Friday, November 2, 2012

Dia dan Sosok Itu

Tuhan...
Kenapa aku jadi sangat membencinya. Dia yang selama ini selalu berusaha menemaniku. Kenapa hatiku sudah tertutup rapat untuknya. Sejak 'ku mengenal sosok lain, yang benar-benar menyita ruang dan waktuku.

Dan dia masih terus dan terus menemaniku. Sampai tiba saatnya aku harus kehilangan sosok yang sangat kusayangi. Dia hadir menawarkan keindahan, tapi tak tampak istimewa di mataku..

Tuhan...

Aku memang salah, tak pernah lagi bisa menerimanya sebagai teman hidupku. Karna aku tak bisa lepas dari sosok itu. Sosok yang dengan mudahnya datang dan pergi dalam kehidupanku.

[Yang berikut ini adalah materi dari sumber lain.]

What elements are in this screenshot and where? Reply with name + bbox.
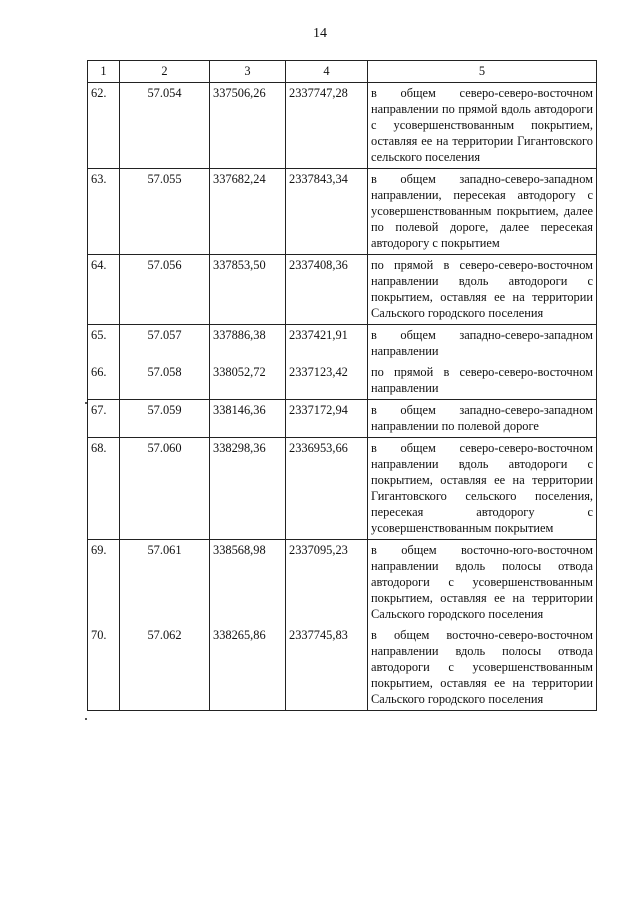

Sosok yang seringkali meninggalkanku. Sosok yang seringkali membuat air mataku mengalir deras. Tapi sosok yang sangat kucintai dan tak bisa kugantikan dengan siapapun sampai detik ini juga, walau saat ini sosok itu tak lagi ada untukku.

Tuhan...

Hilangkan kebencianku padanya, yang selalu berusaha merebut posisi sosok itu di hatiku, yang selalu berusaha menempati ruang di hatiku.

Tuhan...

Aku memang belum rela menggantikan sosok itu dengan siapapun, termasuk dia yang lebih setia menemaniku. Tapi aku tak pernah bisa, dan aku tak ingin mengulangi kesalahan yang sama lagi, memaksa diri untuk bersamanya sedang hatiku masih terpaku pada sosok itu.

Tapi, Tuhan...

Jangan biarkan aku terus lebih dan lebih membencinya. Karena aku tahu niatnya baik. Berikan aku kelapangan untuk mengertinya, walau aku tak bisa menyambut hangat kehadirannya. Beri aku rangkaian kata dan kelembutan sikap, untuk membuatnya mengerti aku terlalu sulit melepaskan sosok yang telah melepaskanku. Bahwa aku terlalu sulit menerimanya hadir menempati ruang rinduku.